Le salarié est-il protégé contre le licenciement pendant un congé d'aidant ?
Réponse courte
Le salarié bénéficie d'une protection contre le licenciement pendant le congé d'aidant. L'article L.233-16 du Code du travail classe le congé d'aidant parmi les congés extraordinaires, et le salarié qui s'absente dans ce cadre est couvert par les dispositions générales de protection contre la discrimination prévues par la directive (UE) 2019/1158 et le Code du travail.
Un licenciement motivé par l'exercice du droit au congé d'aidant serait considéré comme abusif. L'employeur ne peut ni notifier un licenciement en raison de la prise de ce congé, ni exercer de pression pour dissuader le salarié de l'utiliser.
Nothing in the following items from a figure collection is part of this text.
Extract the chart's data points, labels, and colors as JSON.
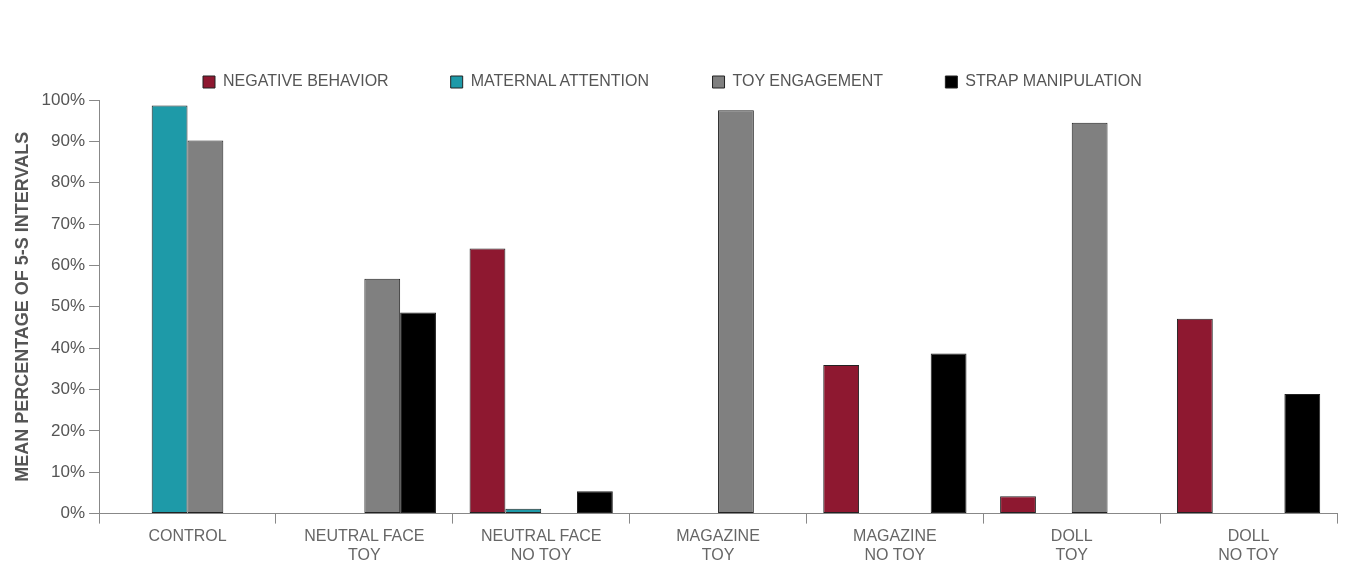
{
  "chart_data": {
    "type": "bar",
    "ylabel": "MEAN PERCENTAGE OF 5-S INTERVALS",
    "categories": [
      "CONTROL",
      "NEUTRAL FACE\nTOY",
      "NEUTRAL FACE\nNO TOY",
      "MAGAZINE\nTOY",
      "MAGAZINE\nNO TOY",
      "DOLL\nTOY",
      "DOLL\nNO TOY"
    ],
    "series": [
      {
        "name": "NEGATIVE BEHAVIOR",
        "color": "#8e1830",
        "values": [
          null,
          null,
          64.1,
          null,
          35.9,
          4.2,
          47.1
        ]
      },
      {
        "name": "MATERNAL ATTENTION",
        "color": "#1e9aa8",
        "values": [
          98.7,
          null,
          1.2,
          null,
          null,
          null,
          null
        ]
      },
      {
        "name": "TOY ENGAGEMENT",
        "color": "#808080",
        "values": [
          90.2,
          56.8,
          null,
          97.5,
          null,
          94.5,
          null
        ]
      },
      {
        "name": "STRAP MANIPULATION",
        "color": "#000000",
        "values": [
          null,
          48.6,
          5.4,
          null,
          38.7,
          null,
          28.9
        ]
      }
    ],
    "ylim": [
      0,
      100
    ],
    "yticks": [
      {
        "value": 0,
        "label": "0%"
      },
      {
        "value": 10,
        "label": "10%"
      },
      {
        "value": 20,
        "label": "20%"
      },
      {
        "value": 30,
        "label": "30%"
      },
      {
        "value": 40,
        "label": "40%"
      },
      {
        "value": 50,
        "label": "50%"
      },
      {
        "value": 60,
        "label": "60%"
      },
      {
        "value": 70,
        "label": "70%"
      },
      {
        "value": 80,
        "label": "80%"
      },
      {
        "value": 90,
        "label": "90%"
      },
      {
        "value": 100,
        "label": "100%"
      }
    ],
    "grid": false,
    "legend": "top"
  }
}
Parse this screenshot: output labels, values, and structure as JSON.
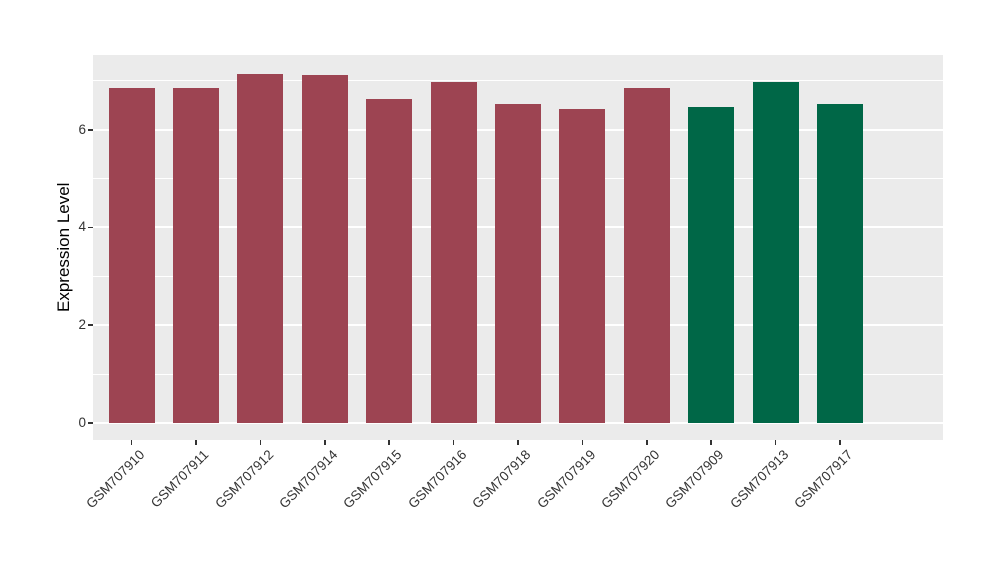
{
  "figure": {
    "background": "#ffffff"
  },
  "chart_data": {
    "type": "bar",
    "title": "",
    "xlabel": "",
    "ylabel": "Expression Level",
    "categories": [
      "GSM707910",
      "GSM707911",
      "GSM707912",
      "GSM707914",
      "GSM707915",
      "GSM707916",
      "GSM707918",
      "GSM707919",
      "GSM707920",
      "GSM707909",
      "GSM707913",
      "GSM707917"
    ],
    "values": [
      6.85,
      6.86,
      7.15,
      7.12,
      6.62,
      6.98,
      6.53,
      6.42,
      6.85,
      6.46,
      6.98,
      6.53
    ],
    "bar_colors": [
      "#9d4452",
      "#9d4452",
      "#9d4452",
      "#9d4452",
      "#9d4452",
      "#9d4452",
      "#9d4452",
      "#9d4452",
      "#9d4452",
      "#006747",
      "#006747",
      "#006747"
    ],
    "group_colors": {
      "red_group": "#9d4452",
      "green_group": "#006747"
    },
    "yticks": [
      0,
      2,
      4,
      6
    ],
    "ytick_labels": [
      "0",
      "2",
      "4",
      "6"
    ],
    "minor_gridlines": [
      1,
      3,
      5,
      7
    ],
    "ylim": [
      -0.35,
      7.53
    ],
    "x_label_rotation": 45,
    "grid": true,
    "legend": "none",
    "panel_background": "#ebebeb",
    "grid_color": "#ffffff",
    "tick_label_color": "#333333"
  }
}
En cas de contestation, le salarié peut saisir le tribunal du travail pour faire valoir ses droits et obtenir réparation.
Définition
La protection contre le licenciement liée au congé d'aidant découle du principe général de non-discrimination prévu par la directive (UE) 2019/1158 et transposé en droit luxembourgeois. Cette protection interdit à l'employeur de traiter défavorablement un salarié au motif qu'il exerce son droit au congé d'aidant. Le licenciement prononcé en représailles de l'exercice de ce droit est qualifié d'abusif et ouvre droit à des dommages et intérêts.
Questions fréquentes
Conditions d’exercice
La protection du salarié s'applique dans le cadre suivant.
| Condition | Détail |
|---|---|
| Période protégée | Pendant toute la durée du congé d'aidant |
| Interdiction | Licenciement motivé par la prise du congé d'aidant |
| Exception | Faute grave du salarié non liée au congé ou cessation d'activité de l'entreprise |
| Qualification | Licenciement abusif si motivé par l'exercice du droit au congé |
| Charge de la preuve | L'employeur doit démontrer que le licenciement est étranger au congé |
| Recours | Tribunal du travail compétent |
Modalités pratiques
Les obligations de l'employeur et les droits du salarié se déclinent comme suit.
| Aspect | Détail |
|---|---|
| Notification de licenciement | Interdite si elle est motivée par la prise du congé d'aidant |
| Entretien préalable | Ne peut être convoqué en représailles de l'exercice du congé |
| Retour au poste | Le salarié retrouve son poste ou un poste équivalent après le congé |
| Sanctions disciplinaires | Interdites si elles visent à pénaliser l'exercice du droit au congé |
| Contentieux | Le salarié peut demander des dommages et intérêts devant le tribunal du travail |
| Délai de recours | 3 mois à compter de la notification du licenciement (art. L.124-11) |
Pratiques et recommandations
Vérifier systématiquement qu'aucune procédure de licenciement n'est engagée en lien avec la prise d'un congé d'aidant, afin d'éviter toute requalification en licenciement abusif.
Documenter les motifs de toute décision de licenciement d'un salarié ayant récemment exercé son droit au congé d'aidant, afin de pouvoir démontrer l'absence de lien de causalité.
Former les managers au droit au congé d'aidant pour prévenir toute remarque ou pression qui pourrait être qualifiée de traitement défavorable au sens de la directive 2019/1158.
Conserver les demandes de congé et les certificats médicaux dans le dossier du salarié, séparément du dossier disciplinaire, pour garantir la traçabilité et la confidentialité.
Cadre juridique
| Référence | Objet |
|---|---|
| Art. L.233-16, point 10, Code du travail | Congé d'aidant : droit à 5 jours par 12 mois |
| Art. L.124-11 et L.124-12, Code du travail | Licenciement abusif : délai de recours et indemnisation |
| Directive (UE) 2019/1158, art. 11 | Protection contre le licenciement et le traitement défavorable lié à l'exercice des droits |
| Loi du 15 août 2023 | Transposition de la directive 2019/1158 en droit luxembourgeois |
Note
Bien que le congé d'aidant ne bénéficie pas d'une protection spécifique comparable à celle du congé de maternité (nullité automatique), tout licenciement motivé par son exercice est abusif. L'employeur supporte la charge de prouver un motif étranger au congé.